Gerber, B., Koppel, J., Paul, M., Nguyen-Kim, T.D., Frauenfelder, T., Nair, G., . . . Manz, M.G. (2014). Efficacy of anti-fungal but not anti-bacterial prophylaxis in intensive primary AML therapy: a real-world, retrospective comparative single-centre study. Swiss Medical Weekly, 144, w13985. 

DOI Link

Study Purpose

To assess the effect of primary prophylaxis with posaconazole and levofloxacin on the incidence of invasive fungal infections (IFI) and bacteremia

Intervention Characteristics/Basic Study Process

This was a retrospective, single-center study that evaluated two groups of adult patients with acute myeloid leukemia/acute promyelocytic leukemia (AML/APL) and high-grade myelodysplastic syndrome (MDS) receiving intensive chemotherapy.
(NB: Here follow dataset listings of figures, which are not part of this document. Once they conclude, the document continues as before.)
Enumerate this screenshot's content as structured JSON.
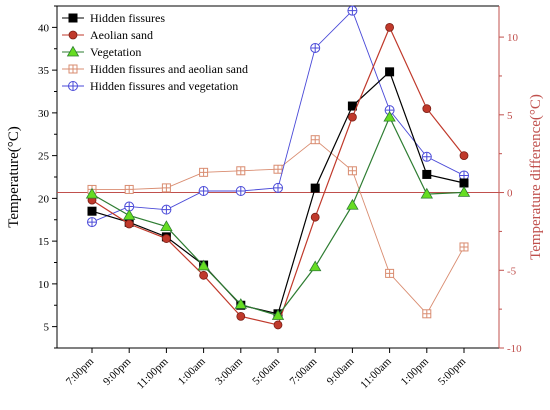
{
  "chart_data": {
    "type": "line",
    "categories": [
      "7:00pm",
      "9:00pm",
      "11:00pm",
      "1:00am",
      "3:00am",
      "5:00am",
      "7:00am",
      "9:00am",
      "11:00am",
      "1:00pm",
      "5:00pm"
    ],
    "xlabel": "",
    "y_left": {
      "label": "Temperature(°C)",
      "min": 2.5,
      "max": 42.5,
      "ticks": [
        5,
        10,
        15,
        20,
        25,
        30,
        35,
        40
      ],
      "color": "#000000"
    },
    "y_right": {
      "label": "Temperature difference(°C)",
      "min": -10,
      "max": 12,
      "ticks": [
        -10,
        -5,
        0,
        5,
        10
      ],
      "color": "#c0504d"
    },
    "zero_line_color": "#c0504d",
    "legend_position": "top-left",
    "series": [
      {
        "name": "Hidden fissures",
        "axis": "left",
        "marker": "square",
        "color": "#000000",
        "fill": "#000000",
        "values": [
          18.5,
          17.2,
          15.5,
          12.2,
          7.5,
          6.5,
          21.2,
          30.8,
          34.8,
          22.8,
          21.8
        ]
      },
      {
        "name": "Aeolian sand",
        "axis": "left",
        "marker": "circle",
        "color": "#c0392b",
        "fill": "#c0392b",
        "values": [
          19.8,
          17.0,
          15.3,
          11.0,
          6.2,
          5.2,
          17.8,
          29.5,
          40.0,
          30.5,
          25.0
        ]
      },
      {
        "name": "Vegetation",
        "axis": "left",
        "marker": "triangle",
        "color": "#2e7d32",
        "fill": "#66dd22",
        "values": [
          20.5,
          18.0,
          16.7,
          12.1,
          7.6,
          6.3,
          12.0,
          19.2,
          29.5,
          20.5,
          20.7
        ]
      },
      {
        "name": "Hidden fissures and aeolian sand",
        "axis": "right",
        "marker": "square-plus",
        "color": "#d98c70",
        "fill": "none",
        "values": [
          0.2,
          0.2,
          0.3,
          1.3,
          1.4,
          1.5,
          3.4,
          1.4,
          -5.2,
          -7.8,
          -3.5
        ]
      },
      {
        "name": "Hidden fissures and vegetation",
        "axis": "right",
        "marker": "circle-plus",
        "color": "#4a4ad8",
        "fill": "none",
        "values": [
          -1.9,
          -0.9,
          -1.1,
          0.1,
          0.1,
          0.3,
          9.3,
          11.7,
          5.3,
          2.3,
          1.1
        ]
      }
    ]
  }
}
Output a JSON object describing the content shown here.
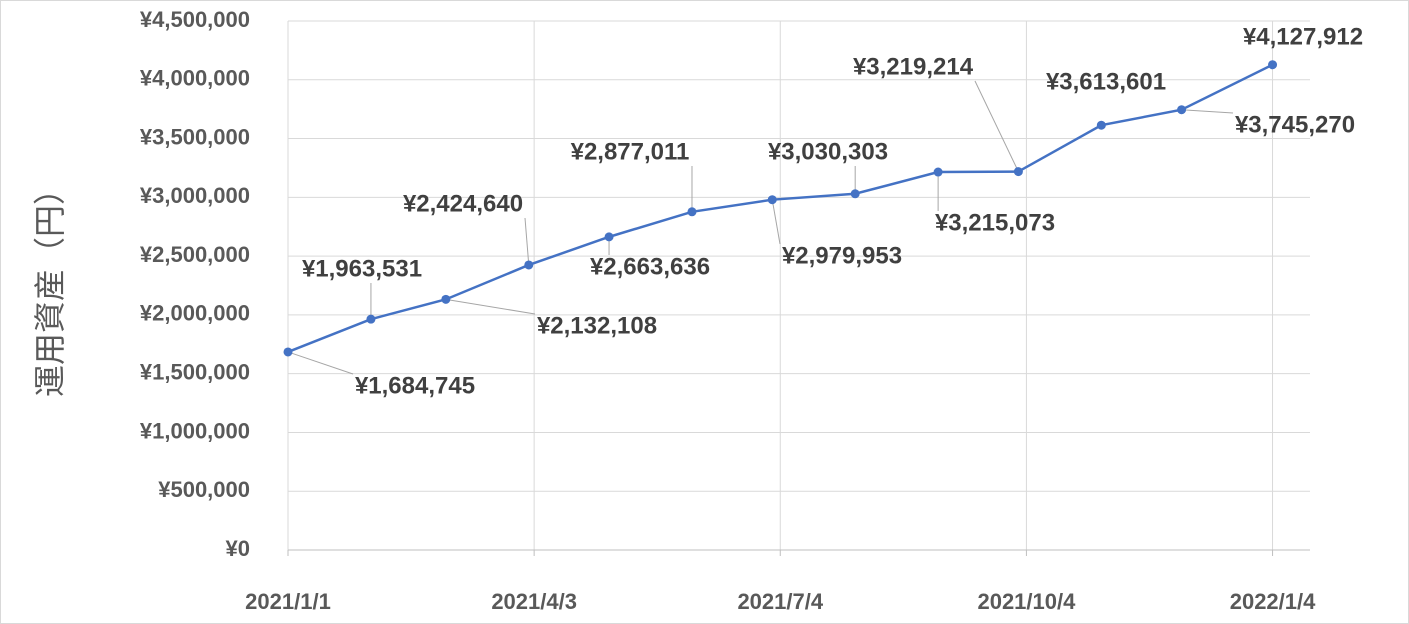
{
  "chart_data": {
    "type": "line",
    "y_label": "運用資産（円）",
    "x": [
      "2021/1/1",
      "2021/2/1",
      "2021/3/1",
      "2021/4/1",
      "2021/5/1",
      "2021/6/1",
      "2021/7/1",
      "2021/8/1",
      "2021/9/1",
      "2021/10/1",
      "2021/11/1",
      "2021/12/1",
      "2022/1/4"
    ],
    "series": [
      {
        "name": "運用資産",
        "color": "#4472c4",
        "values": [
          1684745,
          1963531,
          2132108,
          2424640,
          2663636,
          2877011,
          2979953,
          3030303,
          3215073,
          3219214,
          3613601,
          3745270,
          4127912
        ],
        "value_labels": [
          "¥1,684,745",
          "¥1,963,531",
          "¥2,132,108",
          "¥2,424,640",
          "¥2,663,636",
          "¥2,877,011",
          "¥2,979,953",
          "¥3,030,303",
          "¥3,215,073",
          "¥3,219,214",
          "¥3,613,601",
          "¥3,745,270",
          "¥4,127,912"
        ]
      }
    ],
    "xlim": [
      "2021/1/1",
      "2022/1/18"
    ],
    "xticks": [
      "2021/1/1",
      "2021/4/3",
      "2021/7/4",
      "2021/10/4",
      "2022/1/4"
    ],
    "ylim": [
      0,
      4500000
    ],
    "yticks": [
      {
        "value": 0,
        "label": "¥0"
      },
      {
        "value": 500000,
        "label": "¥500,000"
      },
      {
        "value": 1000000,
        "label": "¥1,000,000"
      },
      {
        "value": 1500000,
        "label": "¥1,500,000"
      },
      {
        "value": 2000000,
        "label": "¥2,000,000"
      },
      {
        "value": 2500000,
        "label": "¥2,500,000"
      },
      {
        "value": 3000000,
        "label": "¥3,000,000"
      },
      {
        "value": 3500000,
        "label": "¥3,500,000"
      },
      {
        "value": 4000000,
        "label": "¥4,000,000"
      },
      {
        "value": 4500000,
        "label": "¥4,500,000"
      }
    ],
    "grid": true
  }
}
The primary endpoint was IFI and bacteremia with secondary endpoints of overall survival at day 100 and at two years, time from the initiation of chemotherapy to the onset of IFI, the use of intravenous and oral antifungal and antibacterial therapy, and total duration of antifungal and antibacterial medication.

Sample Characteristics

  • N = 88 (43 no prophylaxis and 45 prophylaxis)
  • AVERAGE AGE = 49.8 years (no prophylaxis); 53.5 years (prophylaxis)
  • MALES: 51.2% (no prophylaxis); 51.1% (prophylaxis)
  • KEY DISEASE CHARACTERISTICS: Patients with AML, APL, or high-grade MDS receiving intensive chemotherapy

Setting

  • SITE: Single site    
  • SETTING TYPE: Inpatient    
  • LOCATION: University Hospital Zurich

Phase of Care and Clinical Applications

  • PHASE OF CARE: Active antitumor treatment

Study Design

Retrospective 

Measurement Instruments/Methods

  • Radiologic diagnosis of IFI determined by two independent evaluators
  • Possible or proven IFI defined according to European Organisation for Research and Treatment of Cancer and ​Mycoses Study Group (EORTC/MSG) criteria

Results

IFIs were significantly less common in the prophylaxis group after the first chemotherapy cycle (33.3% versus 65.8%; p = 0.0088). IFIs were significantly less common in the prophylaxis group after the last chemotherapy cycle (53.9% versus 88.9%; p = 0.0021). Chemotherapy cycles that were complicated with bacteremia occurred at a rate of 34.6% with prophylaxis and 32.3% in the nonprophylaxis group; p = 0.8. Positive blood cultures were 50 and 43, respectively, with a nonsignificant trend to more gram-negative infections in the nonprophylaxis group (42% versus 14%; p = 0.073) and to more gram-positive infection in the prophylaxis group (86% versus 58%; p = 0.092). Overall survival at 100 days and at two years, as well as the use of antiviral medications, did not differ between the two arms. Fewer fever days (5.6 versus 9.2;  p = 0.00032) and less cytarabine toxicity (18.3% versus 35%; p = 0.025) were observed in the prophylaxis arm.

Conclusions

This single-center retrospective study of posaconazole prophylaxis was efficient in reducing the possible IFIs with a number needed to treat to prevent one IFI of only three. This institution had a relatively high rate of IFIs when compared to published data. Posaconazole for prophylaxis was cost-effective. There was no benefit seen in the use of levofloxacin in preventing bacteremia.

Limitations

  • Small sample (< 100)
  • Measurement/methods not well described
  • Findings not generalizable
  • Other limitations/explanation: The rate of IFIs in this institution was higher compared to other published data, and the inclusion of possible IFIs may have led to an overdiagnosis of IFIs, which might not reflect the true outcomes of IFI.

Nursing Implications

Oncology nurses should be aware of facility policies relating to the use of prophylaxis for IFI and bacteremia and should understand the local climate that may affect the rate of IFIs. This facility used posaconazole and levofloxacin as prophylaxis agents. Other agents exist and are currently in use that may produce different outcomes.